Folly Beach park to open again?
FOLLY BEACH — A quick scan says the beachfront county park here is lost: uprooted trees, flattened dunes, overwashed marsh, the old office stranded on pilings in the surf.
But Charleston County Park and Recreation Commission officials now say the Folly park could reopen as soon as June.
The commission just applied for permits to renourish the beach and build a groin 200 feet out to sea. The paperwork was filed with the Army Corps of Engineers after a study by Coastal Science and Engineering renourishment guru Tim Kana indicated the groin could keep enough sand in place to prevent Folly Beach from eroding quicker than periodic renourishment could replace it.
Sand would be dredged from nearby high spots in the Folly River.
“It appears the fixes will work if we do it right,” said Tom O’Rourke, commission executive director. At the park now, the bathrooms and showers have been lost, only a portion of the parking lot remains, but “every single thing we’ll try to build back, and you know what else? We think we’ll be able to do it,” he said.
The project would cost $3 million, but parks officials have the funds in bond money and reserves.
Work couldn’t begin until March, at the earliest, since federal threatened-species shorebirds feed on the winter beach.
The bigger problem might be the groin.
Groins are barriers, usually made of rock or wood, built from the dunes into the ocean. They are controversial because they interrupt the flow of sand in shore currents, building beach sand upstream but depleting it downstream. They are discouraged by state coastal policy. Groin permits can take a year or two to decide and are hard to win.

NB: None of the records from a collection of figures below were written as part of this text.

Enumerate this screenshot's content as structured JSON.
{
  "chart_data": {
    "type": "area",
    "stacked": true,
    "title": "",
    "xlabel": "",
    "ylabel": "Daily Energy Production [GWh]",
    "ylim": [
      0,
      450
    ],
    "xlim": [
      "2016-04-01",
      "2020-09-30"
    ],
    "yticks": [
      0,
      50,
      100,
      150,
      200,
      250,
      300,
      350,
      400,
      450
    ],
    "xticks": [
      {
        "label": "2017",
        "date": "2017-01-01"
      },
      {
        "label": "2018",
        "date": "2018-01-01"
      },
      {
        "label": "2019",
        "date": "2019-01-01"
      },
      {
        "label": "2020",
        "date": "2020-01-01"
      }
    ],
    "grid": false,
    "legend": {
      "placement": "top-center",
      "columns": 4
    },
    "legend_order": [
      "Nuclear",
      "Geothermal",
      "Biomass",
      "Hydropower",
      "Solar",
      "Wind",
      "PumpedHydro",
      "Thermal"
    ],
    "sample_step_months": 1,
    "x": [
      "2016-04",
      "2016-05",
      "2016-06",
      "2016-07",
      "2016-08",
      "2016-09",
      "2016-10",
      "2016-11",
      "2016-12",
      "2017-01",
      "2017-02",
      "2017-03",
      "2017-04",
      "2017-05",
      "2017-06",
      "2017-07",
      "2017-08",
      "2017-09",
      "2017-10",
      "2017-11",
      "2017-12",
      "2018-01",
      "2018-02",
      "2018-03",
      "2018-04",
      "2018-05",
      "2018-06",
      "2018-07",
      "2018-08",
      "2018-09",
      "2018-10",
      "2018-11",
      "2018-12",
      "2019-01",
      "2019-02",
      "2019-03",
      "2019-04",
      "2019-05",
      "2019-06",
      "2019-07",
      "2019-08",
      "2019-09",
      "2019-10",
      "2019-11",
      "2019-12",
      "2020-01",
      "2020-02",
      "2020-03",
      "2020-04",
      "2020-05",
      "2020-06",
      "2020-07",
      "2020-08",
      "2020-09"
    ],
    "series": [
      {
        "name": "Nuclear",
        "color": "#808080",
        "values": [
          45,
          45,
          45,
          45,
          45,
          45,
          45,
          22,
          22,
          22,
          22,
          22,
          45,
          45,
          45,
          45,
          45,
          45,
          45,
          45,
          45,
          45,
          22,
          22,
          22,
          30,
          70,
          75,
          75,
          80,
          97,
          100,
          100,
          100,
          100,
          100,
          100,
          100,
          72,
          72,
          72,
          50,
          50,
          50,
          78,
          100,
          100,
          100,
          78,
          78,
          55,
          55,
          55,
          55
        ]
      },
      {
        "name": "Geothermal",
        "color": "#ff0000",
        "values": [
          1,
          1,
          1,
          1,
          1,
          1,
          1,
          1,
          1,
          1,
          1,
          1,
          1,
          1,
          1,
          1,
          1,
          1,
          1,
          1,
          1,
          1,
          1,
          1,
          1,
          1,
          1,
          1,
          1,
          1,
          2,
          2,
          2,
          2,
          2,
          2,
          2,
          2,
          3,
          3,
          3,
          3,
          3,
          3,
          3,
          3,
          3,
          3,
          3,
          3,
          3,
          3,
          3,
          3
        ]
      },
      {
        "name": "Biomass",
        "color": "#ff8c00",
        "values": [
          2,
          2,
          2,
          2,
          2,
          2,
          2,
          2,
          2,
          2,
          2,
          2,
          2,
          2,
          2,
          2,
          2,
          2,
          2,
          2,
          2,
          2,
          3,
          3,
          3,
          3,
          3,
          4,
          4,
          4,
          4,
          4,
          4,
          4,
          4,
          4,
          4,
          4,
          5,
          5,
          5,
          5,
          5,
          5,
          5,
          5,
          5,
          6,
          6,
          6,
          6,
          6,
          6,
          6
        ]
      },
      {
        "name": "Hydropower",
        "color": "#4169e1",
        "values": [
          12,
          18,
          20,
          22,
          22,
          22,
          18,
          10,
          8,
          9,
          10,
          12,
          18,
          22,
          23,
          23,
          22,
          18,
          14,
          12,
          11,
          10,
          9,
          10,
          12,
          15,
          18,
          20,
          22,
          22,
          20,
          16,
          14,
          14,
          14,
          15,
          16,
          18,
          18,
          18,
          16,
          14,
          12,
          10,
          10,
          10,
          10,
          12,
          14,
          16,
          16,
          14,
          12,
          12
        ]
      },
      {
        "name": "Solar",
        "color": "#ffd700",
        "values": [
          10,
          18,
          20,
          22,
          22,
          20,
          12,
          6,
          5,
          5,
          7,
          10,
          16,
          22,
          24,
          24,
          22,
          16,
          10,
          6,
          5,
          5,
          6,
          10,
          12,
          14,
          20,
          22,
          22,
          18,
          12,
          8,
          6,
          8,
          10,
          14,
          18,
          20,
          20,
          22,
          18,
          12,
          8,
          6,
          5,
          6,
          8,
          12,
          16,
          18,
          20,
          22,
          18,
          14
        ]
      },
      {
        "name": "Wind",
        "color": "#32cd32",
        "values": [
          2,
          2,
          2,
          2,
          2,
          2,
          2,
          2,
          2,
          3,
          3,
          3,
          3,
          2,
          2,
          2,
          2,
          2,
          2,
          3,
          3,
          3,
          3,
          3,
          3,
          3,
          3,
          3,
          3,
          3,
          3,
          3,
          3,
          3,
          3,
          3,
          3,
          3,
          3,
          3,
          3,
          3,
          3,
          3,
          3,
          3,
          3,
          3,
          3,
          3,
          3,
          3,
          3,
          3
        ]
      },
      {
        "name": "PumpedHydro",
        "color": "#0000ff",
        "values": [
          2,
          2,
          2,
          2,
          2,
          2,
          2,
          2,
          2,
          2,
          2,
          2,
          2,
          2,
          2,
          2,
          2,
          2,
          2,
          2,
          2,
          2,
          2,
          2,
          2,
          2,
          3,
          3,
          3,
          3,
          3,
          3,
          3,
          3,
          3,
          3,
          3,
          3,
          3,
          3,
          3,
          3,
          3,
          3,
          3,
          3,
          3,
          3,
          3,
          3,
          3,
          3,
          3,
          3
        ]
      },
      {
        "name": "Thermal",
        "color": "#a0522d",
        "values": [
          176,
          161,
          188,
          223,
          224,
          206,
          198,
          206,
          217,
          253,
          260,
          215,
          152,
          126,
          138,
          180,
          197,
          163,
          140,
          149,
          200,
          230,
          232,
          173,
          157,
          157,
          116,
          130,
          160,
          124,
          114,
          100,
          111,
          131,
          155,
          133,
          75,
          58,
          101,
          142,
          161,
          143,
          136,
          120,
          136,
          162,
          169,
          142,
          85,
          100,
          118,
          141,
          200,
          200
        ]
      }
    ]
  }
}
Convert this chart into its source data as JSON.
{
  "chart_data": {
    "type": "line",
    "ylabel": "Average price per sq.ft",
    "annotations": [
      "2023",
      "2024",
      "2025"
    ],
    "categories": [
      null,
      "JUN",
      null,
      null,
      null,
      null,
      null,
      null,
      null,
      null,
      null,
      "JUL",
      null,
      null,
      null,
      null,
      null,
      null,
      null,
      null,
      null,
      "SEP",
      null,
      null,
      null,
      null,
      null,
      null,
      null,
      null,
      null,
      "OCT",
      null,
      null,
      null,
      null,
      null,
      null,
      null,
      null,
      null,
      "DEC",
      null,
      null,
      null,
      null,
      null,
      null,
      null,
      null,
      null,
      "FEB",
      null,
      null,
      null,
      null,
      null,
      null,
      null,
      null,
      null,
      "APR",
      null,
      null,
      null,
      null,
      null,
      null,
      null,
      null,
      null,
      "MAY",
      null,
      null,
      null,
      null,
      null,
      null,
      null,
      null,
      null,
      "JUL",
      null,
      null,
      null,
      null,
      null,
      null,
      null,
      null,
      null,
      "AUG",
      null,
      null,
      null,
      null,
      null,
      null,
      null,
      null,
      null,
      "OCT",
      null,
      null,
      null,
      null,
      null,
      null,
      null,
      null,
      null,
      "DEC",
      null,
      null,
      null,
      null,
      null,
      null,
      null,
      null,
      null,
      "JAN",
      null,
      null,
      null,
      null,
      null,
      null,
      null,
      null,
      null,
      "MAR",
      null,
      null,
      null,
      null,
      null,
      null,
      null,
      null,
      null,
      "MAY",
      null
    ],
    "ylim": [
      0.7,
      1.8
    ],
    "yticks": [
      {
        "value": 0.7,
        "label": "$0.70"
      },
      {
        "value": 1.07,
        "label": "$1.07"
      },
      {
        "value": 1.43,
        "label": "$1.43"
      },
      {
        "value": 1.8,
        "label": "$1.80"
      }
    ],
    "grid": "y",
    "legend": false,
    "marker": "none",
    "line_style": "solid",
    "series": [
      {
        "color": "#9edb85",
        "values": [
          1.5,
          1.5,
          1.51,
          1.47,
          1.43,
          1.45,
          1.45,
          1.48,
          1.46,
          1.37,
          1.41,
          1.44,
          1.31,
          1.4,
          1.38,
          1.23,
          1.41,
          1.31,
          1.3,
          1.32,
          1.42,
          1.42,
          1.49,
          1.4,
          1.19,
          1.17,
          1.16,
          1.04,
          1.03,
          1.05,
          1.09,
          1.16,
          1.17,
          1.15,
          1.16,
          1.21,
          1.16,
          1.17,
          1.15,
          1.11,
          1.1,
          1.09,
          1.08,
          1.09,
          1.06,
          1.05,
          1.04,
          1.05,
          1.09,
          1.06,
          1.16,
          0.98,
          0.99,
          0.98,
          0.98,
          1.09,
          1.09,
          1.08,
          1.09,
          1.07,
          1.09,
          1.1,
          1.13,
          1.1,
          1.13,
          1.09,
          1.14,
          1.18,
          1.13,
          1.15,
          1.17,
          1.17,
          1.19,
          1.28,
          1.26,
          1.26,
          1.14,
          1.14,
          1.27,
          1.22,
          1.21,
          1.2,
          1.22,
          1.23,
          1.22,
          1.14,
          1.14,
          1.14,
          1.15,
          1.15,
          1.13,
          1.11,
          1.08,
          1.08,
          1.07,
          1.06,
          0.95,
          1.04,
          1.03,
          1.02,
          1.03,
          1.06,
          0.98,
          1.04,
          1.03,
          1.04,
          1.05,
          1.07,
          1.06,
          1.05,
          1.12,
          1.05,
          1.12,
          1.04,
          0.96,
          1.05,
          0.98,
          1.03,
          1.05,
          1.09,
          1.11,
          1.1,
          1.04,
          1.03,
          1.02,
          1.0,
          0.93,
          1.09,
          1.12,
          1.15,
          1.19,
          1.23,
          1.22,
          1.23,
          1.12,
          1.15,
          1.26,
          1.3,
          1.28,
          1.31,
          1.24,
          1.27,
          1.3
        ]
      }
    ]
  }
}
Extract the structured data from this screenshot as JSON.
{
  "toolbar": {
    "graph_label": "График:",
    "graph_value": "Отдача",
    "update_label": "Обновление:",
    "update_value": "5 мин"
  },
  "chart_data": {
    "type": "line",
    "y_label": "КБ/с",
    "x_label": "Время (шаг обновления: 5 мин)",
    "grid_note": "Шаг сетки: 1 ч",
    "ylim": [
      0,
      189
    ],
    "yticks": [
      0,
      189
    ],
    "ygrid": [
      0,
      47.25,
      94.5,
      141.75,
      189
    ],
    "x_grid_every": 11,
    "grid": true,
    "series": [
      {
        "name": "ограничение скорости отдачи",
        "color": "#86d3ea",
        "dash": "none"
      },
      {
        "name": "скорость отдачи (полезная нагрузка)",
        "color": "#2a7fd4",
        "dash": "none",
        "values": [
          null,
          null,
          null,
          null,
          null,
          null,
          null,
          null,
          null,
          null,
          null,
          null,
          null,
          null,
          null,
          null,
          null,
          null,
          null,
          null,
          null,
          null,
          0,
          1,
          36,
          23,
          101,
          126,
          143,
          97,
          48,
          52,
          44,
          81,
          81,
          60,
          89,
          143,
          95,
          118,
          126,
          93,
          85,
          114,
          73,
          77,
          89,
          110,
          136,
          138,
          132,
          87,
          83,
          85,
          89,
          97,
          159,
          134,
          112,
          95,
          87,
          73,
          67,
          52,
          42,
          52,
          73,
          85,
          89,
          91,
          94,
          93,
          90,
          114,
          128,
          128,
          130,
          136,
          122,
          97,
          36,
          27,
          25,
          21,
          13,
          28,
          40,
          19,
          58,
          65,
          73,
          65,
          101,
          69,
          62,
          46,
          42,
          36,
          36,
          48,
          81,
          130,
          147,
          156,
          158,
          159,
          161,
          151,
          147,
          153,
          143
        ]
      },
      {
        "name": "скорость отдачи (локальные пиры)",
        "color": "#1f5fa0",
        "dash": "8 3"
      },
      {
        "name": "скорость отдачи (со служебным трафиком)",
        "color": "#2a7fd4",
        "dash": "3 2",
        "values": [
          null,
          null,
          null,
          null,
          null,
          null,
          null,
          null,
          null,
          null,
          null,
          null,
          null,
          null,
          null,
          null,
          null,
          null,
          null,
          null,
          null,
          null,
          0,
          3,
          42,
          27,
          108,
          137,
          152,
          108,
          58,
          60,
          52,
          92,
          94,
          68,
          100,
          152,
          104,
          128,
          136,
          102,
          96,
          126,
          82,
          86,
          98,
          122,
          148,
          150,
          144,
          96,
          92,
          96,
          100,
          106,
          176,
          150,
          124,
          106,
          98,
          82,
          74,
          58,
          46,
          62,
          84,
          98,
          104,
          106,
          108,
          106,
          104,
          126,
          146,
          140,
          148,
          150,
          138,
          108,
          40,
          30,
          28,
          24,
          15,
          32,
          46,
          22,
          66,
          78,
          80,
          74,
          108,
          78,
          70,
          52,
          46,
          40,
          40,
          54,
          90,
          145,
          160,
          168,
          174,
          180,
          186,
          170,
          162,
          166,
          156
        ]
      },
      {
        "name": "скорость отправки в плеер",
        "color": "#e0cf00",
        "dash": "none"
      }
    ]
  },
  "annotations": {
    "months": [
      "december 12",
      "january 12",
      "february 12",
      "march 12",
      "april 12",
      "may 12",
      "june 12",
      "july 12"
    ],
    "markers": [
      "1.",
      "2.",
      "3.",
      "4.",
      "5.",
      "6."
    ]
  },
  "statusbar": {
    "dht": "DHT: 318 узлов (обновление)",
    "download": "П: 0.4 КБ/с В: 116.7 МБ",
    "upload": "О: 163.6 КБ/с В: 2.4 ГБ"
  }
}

But the commission won a permit for a 670-foot-long groin in 2003, and a groin could help protect nearby Bird Key Stono, a critical shorebird rookery.
The 2003 groin wasn’t built because the city of Folly Beach renourished the entire beach.
The typical length of a permit decision is about four months, but it’s too soon to say whether a decision could be made even by March, said Sara Corbett, of the Army Corps.
“We don’t even reference the earlier permit. It’s a whole new project. We go by the current permit,” she said.
The popular park, built on a spit of land on the west end of Folly Beach, closed in August 2011 after huge waves from passing Hurricane Irene tore through the dunes and crossover boardwalks. Since then, surf erosion has progressively destroyed park features.
To rebuild, “what we are going to have to do is start over,” O’Rourke said, and the park might not fully be restored when it’s reopened. But features such as temporary bathrooms, at least, will be in place.
“If we can just get people out to the beach, we’ll worry about the rest later,” he said.